NaNoWriMo and other made up words

writing assistants My writing assistants, pushing me to produce more. They can both crank out more words per day than me, provided you supply them with a near-constant flow of Meowables and accept “akasdrkjaiowe” as a word.

This year, we’ve decided to participate in NaNoWriMo for the first time. For the uninitiated, NaNoWriMo is the abbreviation for National Novel Writing Month, more commonly known as “November.” The idea is to start and finish a first draft in thirty days.

Michael and I have worked on our little science fantasy bundle of joy, Things They Buried (which we promise will finally arrive in the first months of 2019), through two previous Novembers, but have never focused on starting and finishing a first draft for NaNoWriMo before.

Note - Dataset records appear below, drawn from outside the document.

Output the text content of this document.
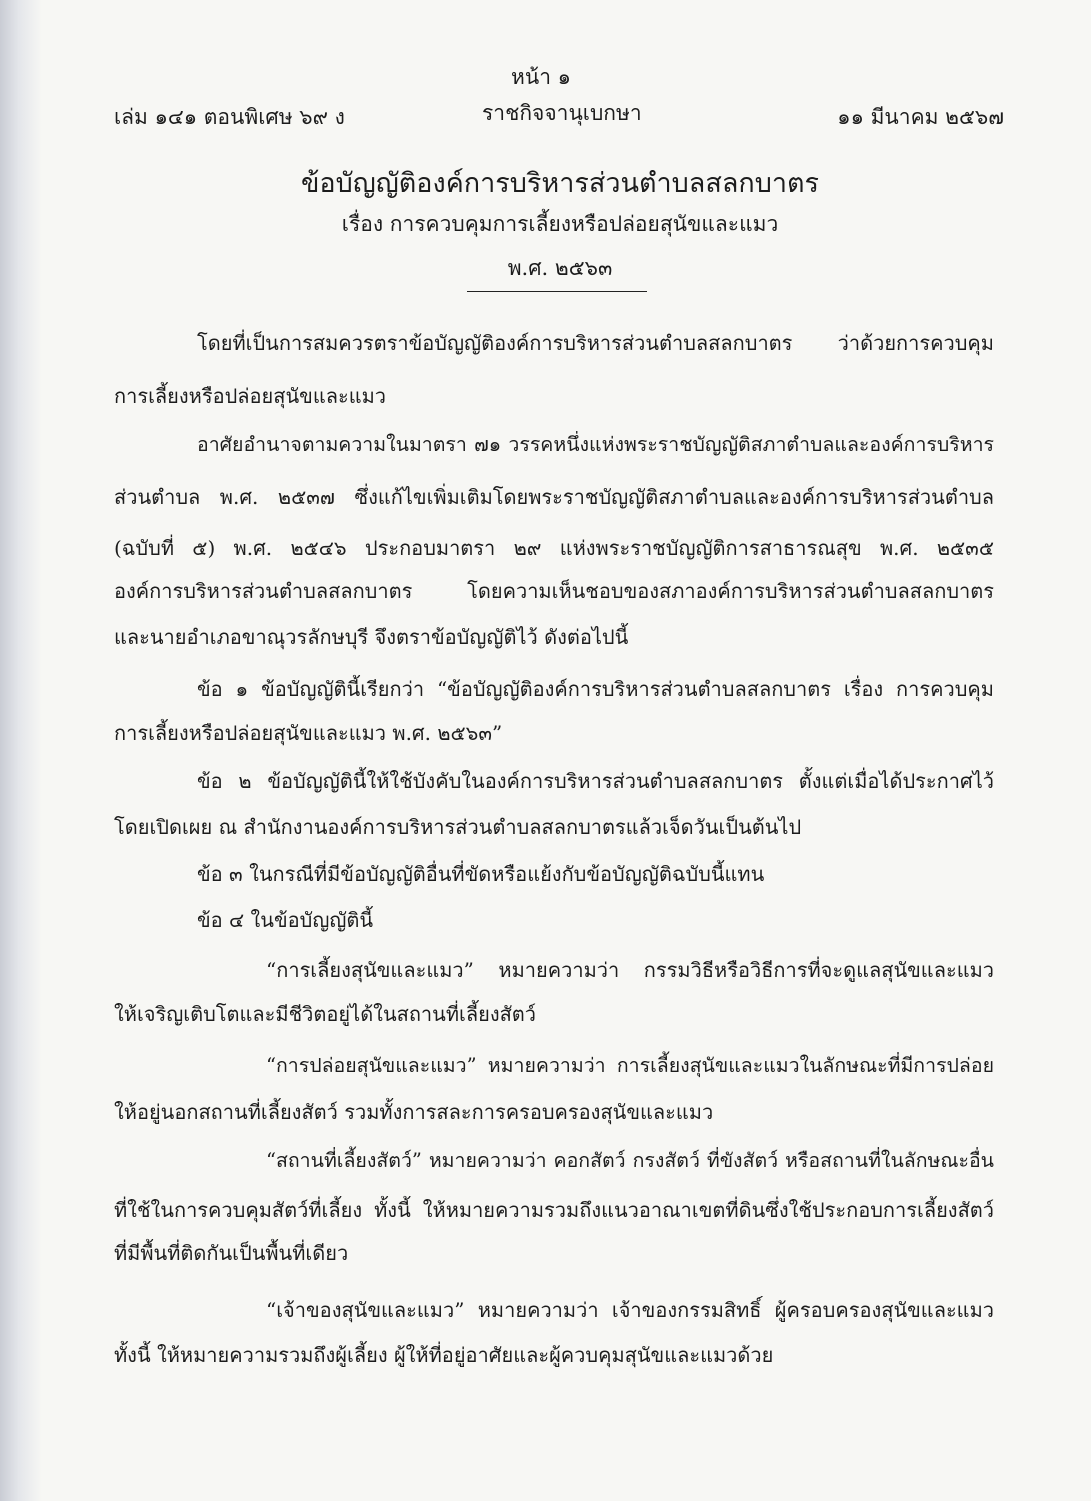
หน้า ๑
เล่ม ๑๔๑ ตอนพิเศษ ๖๙ ง	ราชกิจจานุเบกษา	๑๑ มีนาคม ๒๕๖๗
ข้อบัญญัติองค์การบริหารส่วนตำบลสลกบาตร
เรื่อง การควบคุมการเลี้ยงหรือปล่อยสุนัขและแมว
พ.ศ. ๒๕๖๓
โดยที่เป็นการสมควรตราข้อบัญญัติองค์การบริหารส่วนตำบลสลกบาตร ว่าด้วยการควบคุม
การเลี้ยงหรือปล่อยสุนัขและแมว
อาศัยอำนาจตามความในมาตรา ๗๑ วรรคหนึ่งแห่งพระราชบัญญัติสภาตำบลและองค์การบริหาร
ส่วนตำบล พ.ศ. ๒๕๓๗ ซึ่งแก้ไขเพิ่มเติมโดยพระราชบัญญัติสภาตำบลและองค์การบริหารส่วนตำบล
(ฉบับที่ ๕) พ.ศ. ๒๕๔๖ ประกอบมาตรา ๒๙ แห่งพระราชบัญญัติการสาธารณสุข พ.ศ. ๒๕๓๕
องค์การบริหารส่วนตำบลสลกบาตร โดยความเห็นชอบของสภาองค์การบริหารส่วนตำบลสลกบาตร
และนายอำเภอขาณุวรลักษบุรี จึงตราข้อบัญญัติไว้ ดังต่อไปนี้
ข้อ ๑ ข้อบัญญัตินี้เรียกว่า “ข้อบัญญัติองค์การบริหารส่วนตำบลสลกบาตร เรื่อง การควบคุม
การเลี้ยงหรือปล่อยสุนัขและแมว พ.ศ. ๒๕๖๓”
ข้อ ๒ ข้อบัญญัตินี้ให้ใช้บังคับในองค์การบริหารส่วนตำบลสลกบาตร ตั้งแต่เมื่อได้ประกาศไว้
โดยเปิดเผย ณ สำนักงานองค์การบริหารส่วนตำบลสลกบาตรแล้วเจ็ดวันเป็นต้นไป
ข้อ ๓ ในกรณีที่มีข้อบัญญัติอื่นที่ขัดหรือแย้งกับข้อบัญญัติฉบับนี้แทน
ข้อ ๔ ในข้อบัญญัตินี้
“การเลี้ยงสุนัขและแมว” หมายความว่า กรรมวิธีหรือวิธีการที่จะดูแลสุนัขและแมว
ให้เจริญเติบโตและมีชีวิตอยู่ได้ในสถานที่เลี้ยงสัตว์
“การปล่อยสุนัขและแมว” หมายความว่า การเลี้ยงสุนัขและแมวในลักษณะที่มีการปล่อย
ให้อยู่นอกสถานที่เลี้ยงสัตว์ รวมทั้งการสละการครอบครองสุนัขและแมว
“สถานที่เลี้ยงสัตว์” หมายความว่า คอกสัตว์ กรงสัตว์ ที่ขังสัตว์ หรือสถานที่ในลักษณะอื่น
ที่ใช้ในการควบคุมสัตว์ที่เลี้ยง ทั้งนี้ ให้หมายความรวมถึงแนวอาณาเขตที่ดินซึ่งใช้ประกอบการเลี้ยงสัตว์
ที่มีพื้นที่ติดกันเป็นพื้นที่เดียว
“เจ้าของสุนัขและแมว” หมายความว่า เจ้าของกรรมสิทธิ์ ผู้ครอบครองสุนัขและแมว
ทั้งนี้ ให้หมายความรวมถึงผู้เลี้ยง ผู้ให้ที่อยู่อาศัยและผู้ควบคุมสุนัขและแมวด้วย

Fortunately, our follow up manuscript, working title The Long Game, is practically made for this kind of thing. The Long Game is a series of novellas, each with their own unique action-adventure plot, but tied together through an over-arching storyline. The technical definition of novella length varies depending on who you ask, but for the most part falls between 20,000 and 40,000 words, though I’ve seen some go as high as 60,000.

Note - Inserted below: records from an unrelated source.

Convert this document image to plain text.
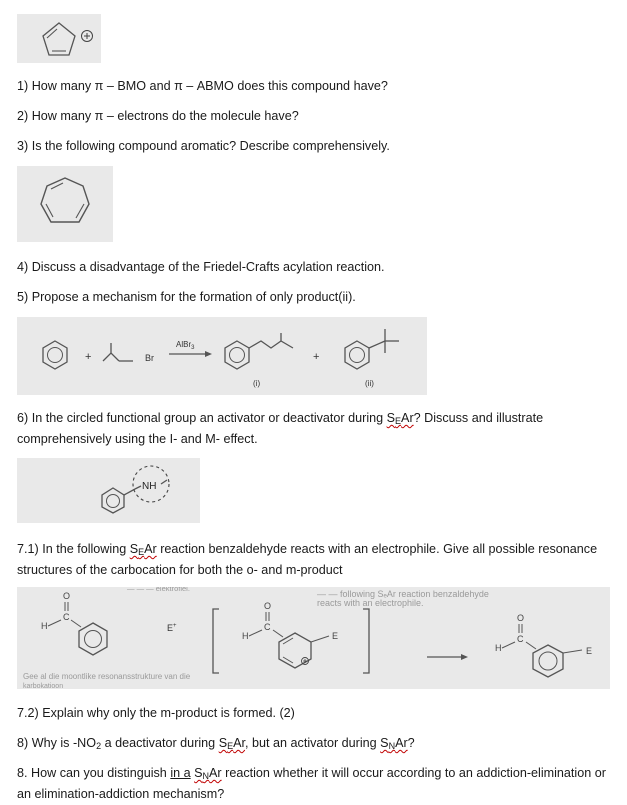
1) How many π – BMO and π – ABMO does this compound have?
2) How many π – electrons do the molecule have?
3) Is the following compound aromatic? Describe comprehensively.
4) Discuss a disadvantage of the Friedel-Crafts acylation reaction.
5) Propose a mechanism for the formation of only product(ii).
+	Br
AlBr$_3$
(i)
+
(ii)
6) In the circled functional group an activator or deactivator during $S_EAr$? Discuss and illustrate comprehensively using the I- and M- effect.
NH
7.1) In the following $S_EAr$ reaction benzaldehyde reacts with an electrophile. Give all possible resonance structures of the carbocation for both the o- and m-product
— — — elektrofiel.
— — following SₑAr reaction benzaldehyde
reacts with an electrophile.
O
C
H	E+
O
C
H	E
O
C
H	E
Gee al die moontlike resonansstrukture van die
karbokatioon
7.2) Explain why only the m-product is formed. (2)
8) Why is $-NO_2$ a deactivator during $S_EAr$, but an activator during $S_NAr$?
8. How can you distinguish in a $S_NAr$ reaction whether it will occur according to an addiction-elimination or an elimination-addiction mechanism?
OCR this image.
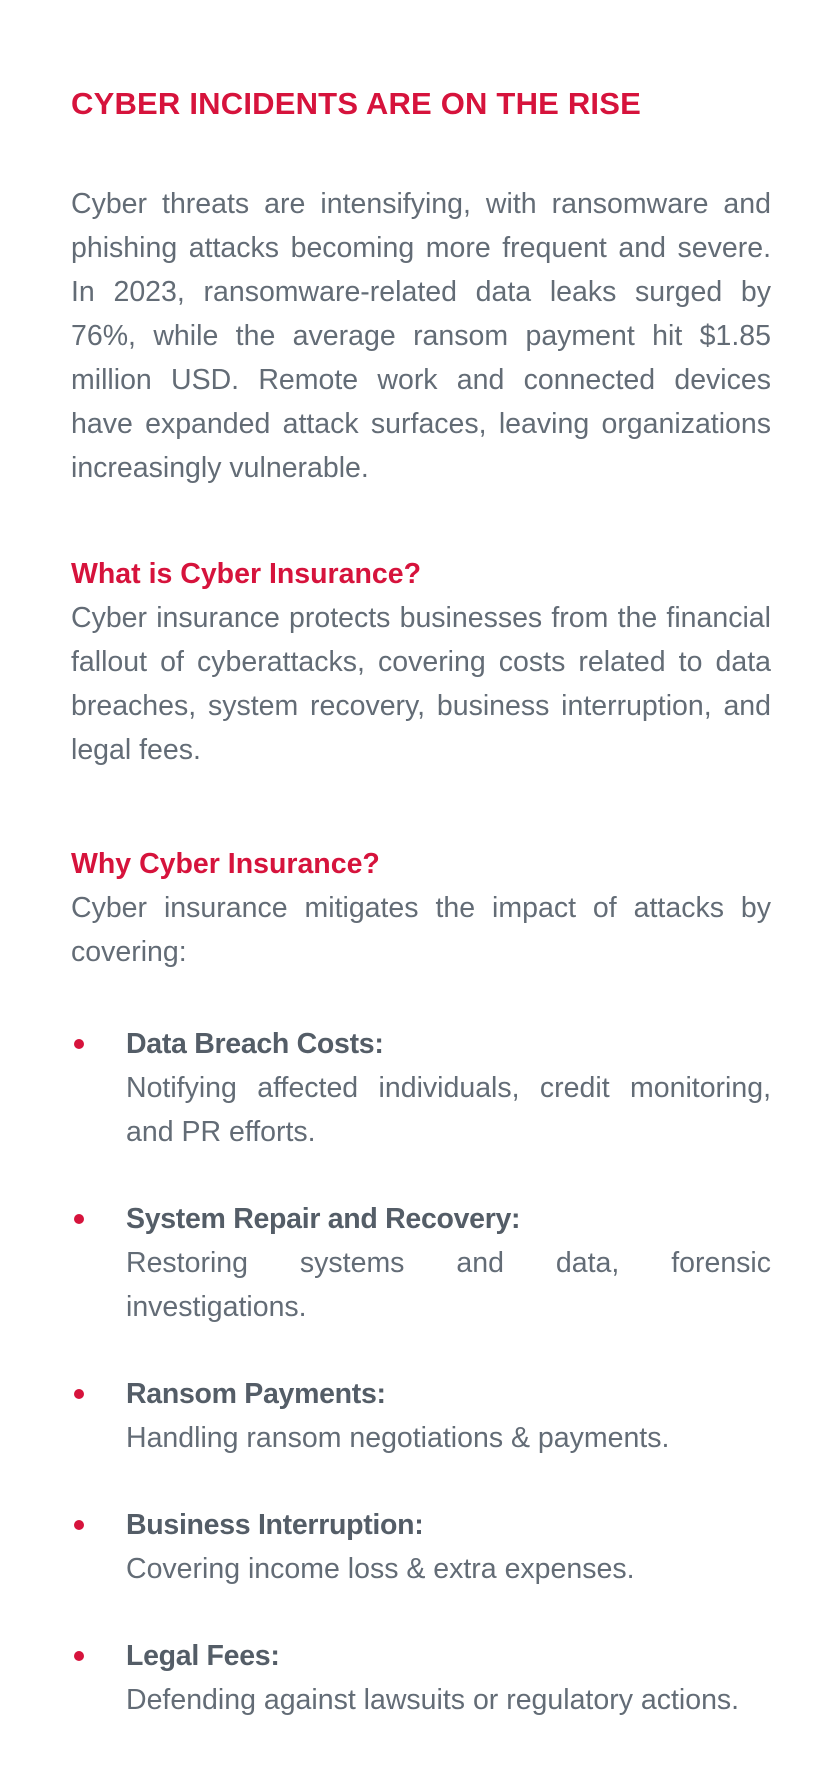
CYBER INCIDENTS ARE ON THE RISE

Cyber threats are intensifying, with ransomware and phishing attacks becoming more frequent and severe. In 2023, ransomware-related data leaks surged by 76%, while the average ransom payment hit $1.85 million USD. Remote work and connected devices have expanded attack surfaces, leaving organizations increasingly vulnerable.

What is Cyber Insurance?

Cyber insurance protects businesses from the financial fallout of cyberattacks, covering costs related to data breaches, system recovery, business interruption, and legal fees.

Why Cyber Insurance?

Cyber insurance mitigates the impact of attacks by covering:

Data Breach Costs:

Notifying affected individuals, credit monitoring, and PR efforts.

System Repair and Recovery:

Restoring systems and data, forensic investigations.

Ransom Payments:

Handling ransom negotiations & payments.

Business Interruption:

Covering income loss & extra expenses.

Legal Fees:

Defending against lawsuits or regulatory actions.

Four of The Long Game’s novellas have already been drafted, and the massive timeline chart of who’s doing what where, is in place, so Michael and I have begun working on structure and outlining for the fifth one this week (we anticipate six total). As mentioned in our blog, “Writing as a Team,” we do this part together, then I scuttle off to my lair and tap out the first draft while he earns the money that keeps this train on the rails.

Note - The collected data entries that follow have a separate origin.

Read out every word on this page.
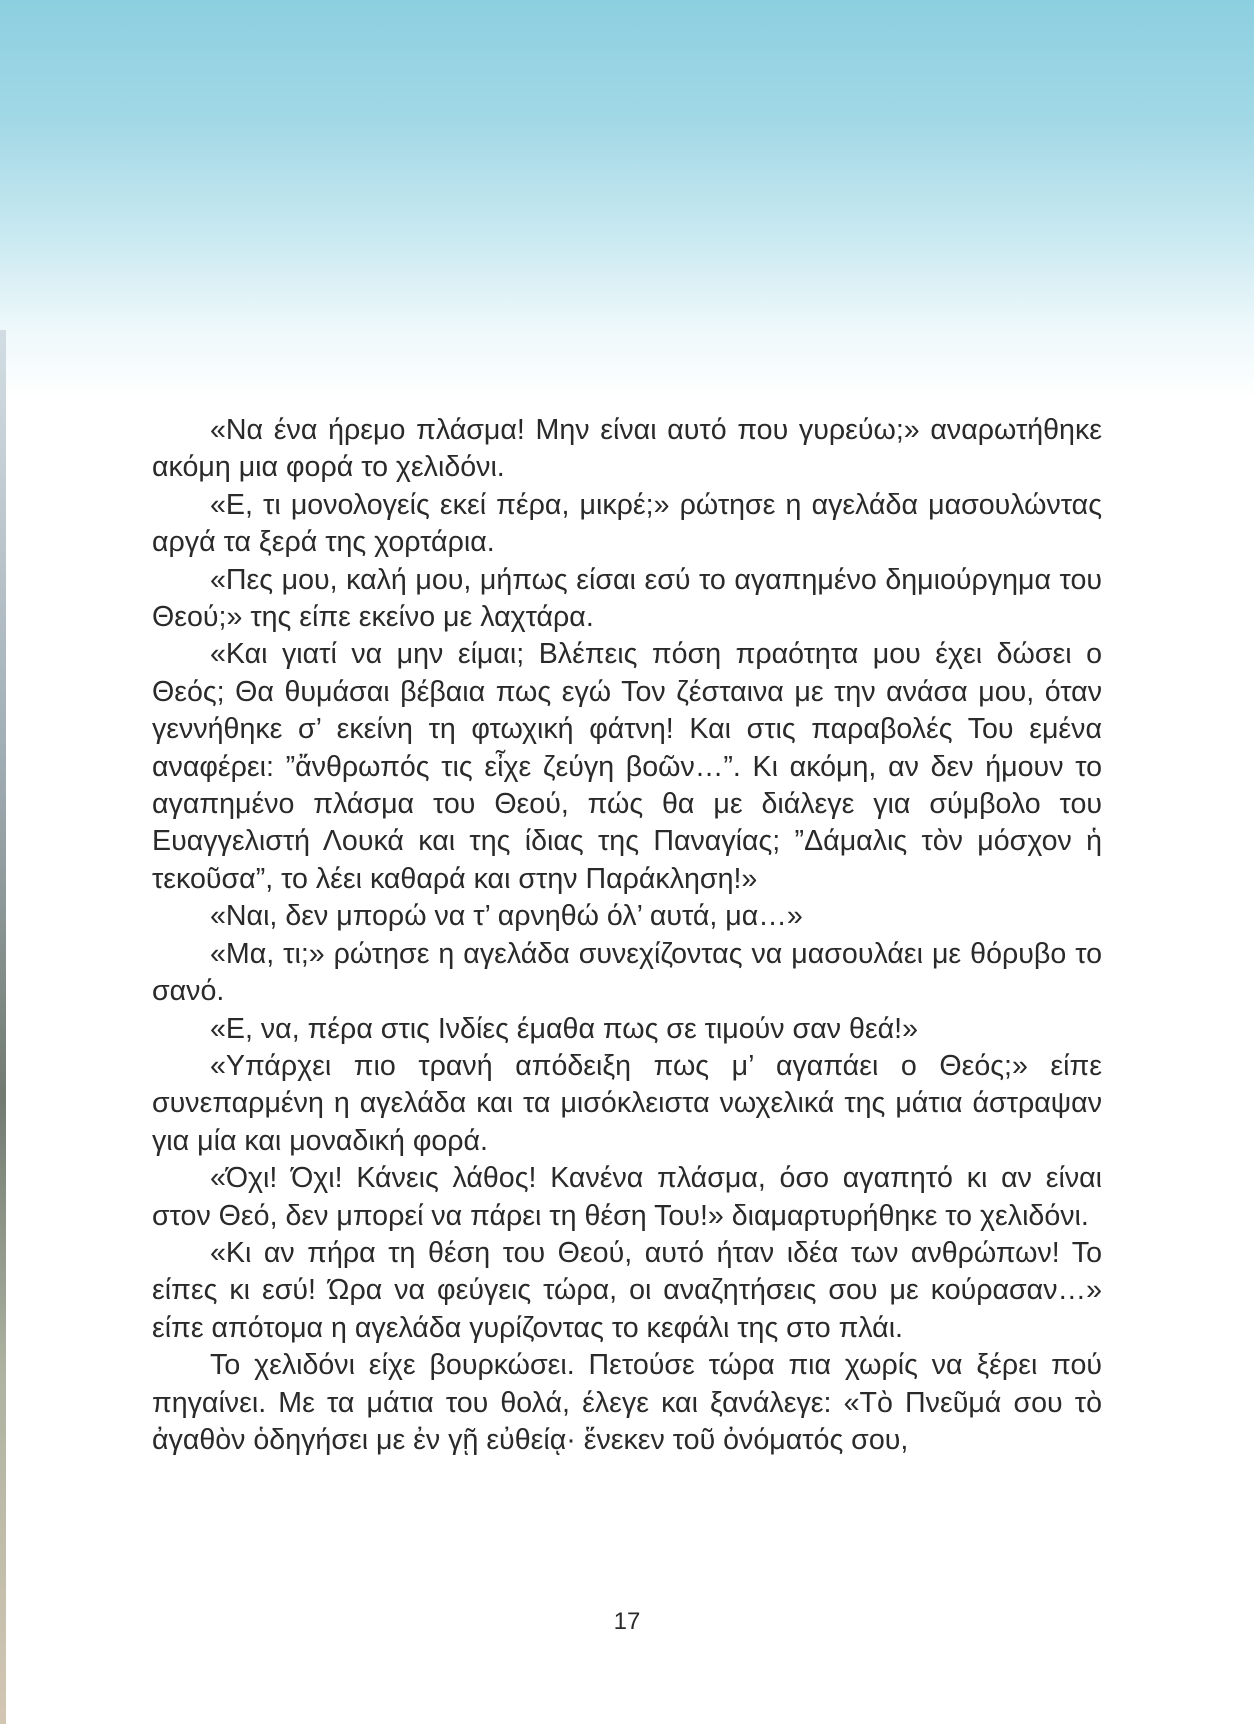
«Να ένα ήρεμο πλάσμα! Μην είναι αυτό που γυρεύω;» αναρωτήθηκε ακόμη μια φορά το χελιδόνι.

«Ε, τι μονολογείς εκεί πέρα, μικρέ;» ρώτησε η αγελάδα μασουλώντας αργά τα ξερά της χορτάρια.

«Πες μου, καλή μου, μήπως είσαι εσύ το αγαπημένο δημιούργημα του Θεού;» της είπε εκείνο με λαχτάρα.

«Και γιατί να μην είμαι; Βλέπεις πόση πραότητα μου έχει δώσει ο Θεός; Θα θυμάσαι βέβαια πως εγώ Τον ζέσταινα με την ανάσα μου, όταν γεννήθηκε σ’ εκείνη τη φτωχική φάτνη! Και στις παραβολές Του εμένα αναφέρει: ”ἄνθρωπός τις εἶχε ζεύγη βοῶν…”. Κι ακόμη, αν δεν ήμουν το αγαπημένο πλάσμα του Θεού, πώς θα με διάλεγε για σύμβολο του Ευαγγελιστή Λουκά και της ίδιας της Παναγίας; ”Δάμαλις τὸν μόσχον ἡ τεκοῦσα”, το λέει καθαρά και στην Παράκληση!»

«Ναι, δεν μπορώ να τ’ αρνηθώ όλ’ αυτά, μα…»

«Μα, τι;» ρώτησε η αγελάδα συνεχίζοντας να μασουλάει με θόρυβο το σανό.

«Ε, να, πέρα στις Ινδίες έμαθα πως σε τιμούν σαν θεά!»

«Υπάρχει πιο τρανή απόδειξη πως μ’ αγαπάει ο Θεός;» είπε συνεπαρμένη η αγελάδα και τα μισόκλειστα νωχελικά της μάτια άστραψαν για μία και μοναδική φορά.

«Όχι! Όχι! Κάνεις λάθος! Κανένα πλάσμα, όσο αγαπητό κι αν είναι στον Θεό, δεν μπορεί να πάρει τη θέση Του!» διαμαρτυρήθηκε το χελιδόνι.

«Κι αν πήρα τη θέση του Θεού, αυτό ήταν ιδέα των ανθρώπων! Το είπες κι εσύ! Ώρα να φεύγεις τώρα, οι αναζητήσεις σου με κούρασαν…» είπε απότομα η αγελάδα γυρίζοντας το κεφάλι της στο πλάι.

Το χελιδόνι είχε βουρκώσει. Πετούσε τώρα πια χωρίς να ξέρει πού πηγαίνει. Με τα μάτια του θολά, έλεγε και ξανάλεγε: «Τὸ Πνεῦμά σου τὸ ἀγαθὸν ὁδηγήσει με ἐν γῇ εὐθείᾳ· ἕνεκεν τοῦ ὀνόματός σου,

17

The first two chapters of this novella are already in the bag, leaving me with twenty-two days to push out the other 17,000 to 38,000. That effort will, of course, be interspersed with questions, discussions, and arguments with Michael as I encounter plot holes, inconsistencies, or “neat opportunities.” I can generally crank out 2,000 words a day before my brain goes to mush and I start typing gibberish that’s no good to anyone and must be deleted the next day. With inspiration though, I can hit 5,000 before the joints in my knuckles freeze.